Updated

As the nation follows the story of this week's deadly mining explosion in West Virginia and the attempts to rescue four trapped workers, a lesser-known battle with is taking place in this and other Appalachian states with Washington over mountaintop mining practices.

The Environmental Protection Agency has announced much tougher standards for water quality at mountaintop mining sites, effective immediately.

Doug Skaff, a Democratic state lawmaker, warns it will hurt the coal industry and cost jobs in tough economic times.

"Nobody really understands the impact that coal has here in West Virginia," Skaff said. "It gives back to the schools. It gives back to the communities. It gives back to the infrastructure of the state."

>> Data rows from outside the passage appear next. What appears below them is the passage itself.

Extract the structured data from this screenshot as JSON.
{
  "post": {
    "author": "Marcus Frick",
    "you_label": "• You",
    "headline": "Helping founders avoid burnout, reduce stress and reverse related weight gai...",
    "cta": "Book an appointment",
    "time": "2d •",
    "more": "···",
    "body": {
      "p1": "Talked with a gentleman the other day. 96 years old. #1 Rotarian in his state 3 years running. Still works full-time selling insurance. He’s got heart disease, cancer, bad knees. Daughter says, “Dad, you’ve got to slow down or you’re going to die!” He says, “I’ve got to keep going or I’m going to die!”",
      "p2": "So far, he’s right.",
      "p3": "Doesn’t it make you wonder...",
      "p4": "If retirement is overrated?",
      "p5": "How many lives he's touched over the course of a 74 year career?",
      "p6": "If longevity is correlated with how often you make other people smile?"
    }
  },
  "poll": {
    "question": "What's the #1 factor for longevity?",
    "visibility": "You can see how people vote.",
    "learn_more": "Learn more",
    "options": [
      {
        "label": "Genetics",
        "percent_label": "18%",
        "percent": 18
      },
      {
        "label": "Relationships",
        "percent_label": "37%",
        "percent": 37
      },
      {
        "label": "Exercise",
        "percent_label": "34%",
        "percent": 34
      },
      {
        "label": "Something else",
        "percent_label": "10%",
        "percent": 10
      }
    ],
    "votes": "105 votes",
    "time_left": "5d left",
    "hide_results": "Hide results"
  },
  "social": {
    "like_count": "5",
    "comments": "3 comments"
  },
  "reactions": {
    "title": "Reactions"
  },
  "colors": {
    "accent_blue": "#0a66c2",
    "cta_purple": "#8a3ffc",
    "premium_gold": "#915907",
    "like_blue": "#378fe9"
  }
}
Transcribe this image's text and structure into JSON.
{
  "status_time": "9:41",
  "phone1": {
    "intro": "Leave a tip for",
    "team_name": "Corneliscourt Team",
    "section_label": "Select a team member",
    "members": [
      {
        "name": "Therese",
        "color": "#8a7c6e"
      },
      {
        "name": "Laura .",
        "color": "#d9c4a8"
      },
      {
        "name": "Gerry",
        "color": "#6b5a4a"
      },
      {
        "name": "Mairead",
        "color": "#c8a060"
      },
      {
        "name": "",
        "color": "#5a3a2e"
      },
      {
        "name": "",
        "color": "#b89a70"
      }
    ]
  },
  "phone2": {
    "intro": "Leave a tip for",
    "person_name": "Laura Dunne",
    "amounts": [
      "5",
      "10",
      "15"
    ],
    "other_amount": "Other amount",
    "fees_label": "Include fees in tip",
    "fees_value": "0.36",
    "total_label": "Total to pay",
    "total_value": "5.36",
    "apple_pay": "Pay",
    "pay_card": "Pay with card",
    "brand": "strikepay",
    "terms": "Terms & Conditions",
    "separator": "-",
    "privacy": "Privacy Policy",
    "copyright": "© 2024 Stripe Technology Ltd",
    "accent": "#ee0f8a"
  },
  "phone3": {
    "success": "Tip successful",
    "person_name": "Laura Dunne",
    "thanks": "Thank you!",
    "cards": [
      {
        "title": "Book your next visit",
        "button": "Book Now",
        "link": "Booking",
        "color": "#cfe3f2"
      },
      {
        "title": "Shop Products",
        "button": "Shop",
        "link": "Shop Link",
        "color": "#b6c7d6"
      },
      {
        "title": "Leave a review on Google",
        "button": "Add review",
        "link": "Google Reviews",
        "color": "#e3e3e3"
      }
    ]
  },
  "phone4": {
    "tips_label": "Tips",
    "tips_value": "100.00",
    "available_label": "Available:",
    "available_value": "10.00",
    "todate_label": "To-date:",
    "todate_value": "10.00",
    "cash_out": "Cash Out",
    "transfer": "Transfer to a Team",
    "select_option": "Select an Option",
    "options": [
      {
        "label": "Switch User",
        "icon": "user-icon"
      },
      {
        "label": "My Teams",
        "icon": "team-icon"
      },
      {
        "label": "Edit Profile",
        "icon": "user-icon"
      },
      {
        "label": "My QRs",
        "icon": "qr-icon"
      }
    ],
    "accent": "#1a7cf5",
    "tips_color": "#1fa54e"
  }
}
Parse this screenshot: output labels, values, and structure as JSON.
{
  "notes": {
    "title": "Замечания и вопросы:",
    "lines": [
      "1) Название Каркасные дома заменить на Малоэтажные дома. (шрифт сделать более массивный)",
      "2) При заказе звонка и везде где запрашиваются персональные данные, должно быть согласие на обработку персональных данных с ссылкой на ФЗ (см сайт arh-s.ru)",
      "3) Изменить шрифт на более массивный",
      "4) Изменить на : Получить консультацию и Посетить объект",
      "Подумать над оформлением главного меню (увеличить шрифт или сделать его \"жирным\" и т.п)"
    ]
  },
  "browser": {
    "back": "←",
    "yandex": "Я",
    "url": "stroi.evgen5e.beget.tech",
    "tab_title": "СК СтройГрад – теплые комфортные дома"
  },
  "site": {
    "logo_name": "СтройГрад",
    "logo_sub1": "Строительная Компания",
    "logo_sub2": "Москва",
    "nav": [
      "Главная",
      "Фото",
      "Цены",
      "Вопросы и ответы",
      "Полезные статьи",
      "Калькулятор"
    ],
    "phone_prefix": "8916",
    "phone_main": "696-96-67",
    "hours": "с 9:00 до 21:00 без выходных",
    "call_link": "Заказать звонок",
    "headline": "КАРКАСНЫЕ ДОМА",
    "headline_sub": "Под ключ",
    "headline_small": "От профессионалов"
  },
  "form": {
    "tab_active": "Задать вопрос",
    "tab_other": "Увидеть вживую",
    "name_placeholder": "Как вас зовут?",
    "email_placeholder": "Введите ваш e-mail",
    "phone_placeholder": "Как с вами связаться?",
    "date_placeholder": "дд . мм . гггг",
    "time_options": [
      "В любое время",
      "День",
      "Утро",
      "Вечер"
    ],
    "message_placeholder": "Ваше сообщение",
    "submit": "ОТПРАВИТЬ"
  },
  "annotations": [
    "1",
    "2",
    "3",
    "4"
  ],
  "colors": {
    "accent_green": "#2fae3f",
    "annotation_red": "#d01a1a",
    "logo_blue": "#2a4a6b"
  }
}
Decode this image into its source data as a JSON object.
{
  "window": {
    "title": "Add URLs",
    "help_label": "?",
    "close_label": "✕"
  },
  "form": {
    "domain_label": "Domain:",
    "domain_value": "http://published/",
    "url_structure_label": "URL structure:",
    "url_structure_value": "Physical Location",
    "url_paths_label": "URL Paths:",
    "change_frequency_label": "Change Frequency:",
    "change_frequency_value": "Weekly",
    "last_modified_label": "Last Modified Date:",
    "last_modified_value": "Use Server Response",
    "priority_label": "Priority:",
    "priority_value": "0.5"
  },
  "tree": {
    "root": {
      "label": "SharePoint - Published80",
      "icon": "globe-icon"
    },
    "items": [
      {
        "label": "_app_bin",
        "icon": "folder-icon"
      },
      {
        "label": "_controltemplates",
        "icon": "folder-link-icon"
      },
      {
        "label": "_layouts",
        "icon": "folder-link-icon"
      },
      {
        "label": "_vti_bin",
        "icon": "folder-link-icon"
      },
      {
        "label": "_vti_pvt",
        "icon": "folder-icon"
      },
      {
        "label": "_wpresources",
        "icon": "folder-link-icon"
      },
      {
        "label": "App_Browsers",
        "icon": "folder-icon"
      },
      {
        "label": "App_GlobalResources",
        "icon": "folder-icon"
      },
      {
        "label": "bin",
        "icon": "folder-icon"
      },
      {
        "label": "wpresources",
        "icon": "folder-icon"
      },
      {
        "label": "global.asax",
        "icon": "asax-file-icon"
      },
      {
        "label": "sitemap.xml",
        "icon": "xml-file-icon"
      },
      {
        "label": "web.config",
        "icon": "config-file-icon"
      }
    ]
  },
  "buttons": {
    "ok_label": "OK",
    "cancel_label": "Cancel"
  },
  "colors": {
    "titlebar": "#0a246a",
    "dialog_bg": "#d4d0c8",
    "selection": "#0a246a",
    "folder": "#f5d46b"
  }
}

Mountaintop mining – a way to access close-to-the-surface coal seams – involves four steps: Clearing the mountain, blasting off the top of it, digging out the coal and putting the extra dirt and rocks into a so-called "valley fill." The Obama administration is particularly concerned with water that flows through those valley fills and into streams.

EPA Administrator Lisa Jackson has said the water gets polluted with salt and other contaminant causing "irreversible damage to the physical and biological integrity of Appalachian streams."

Coal mining companies will have to adapt to the new regulations because, Jackson says, "very few valley fills are going to meet this standard."

That comes across as heavy-handed to some West Virginians.

"Let's don't penalize those people who are hard working and have jobs and just completely handcuff an industry," Skaff said.

But environmentalists say the coal industry should innovate.

"We're a talented country, full of brilliant people who can solve these problems in a way that's a win for the environment and a win for the economy," Donna Lisenby of Waterkeeper Alliance told Fox News.

Jackson says the EPA is not trying to end coal mining, just coal mining pollution. Still, the EPA just recently revoked a clean water permit for the largest mountaintop mining project in West Virginia, a permit that had been issued in 2007.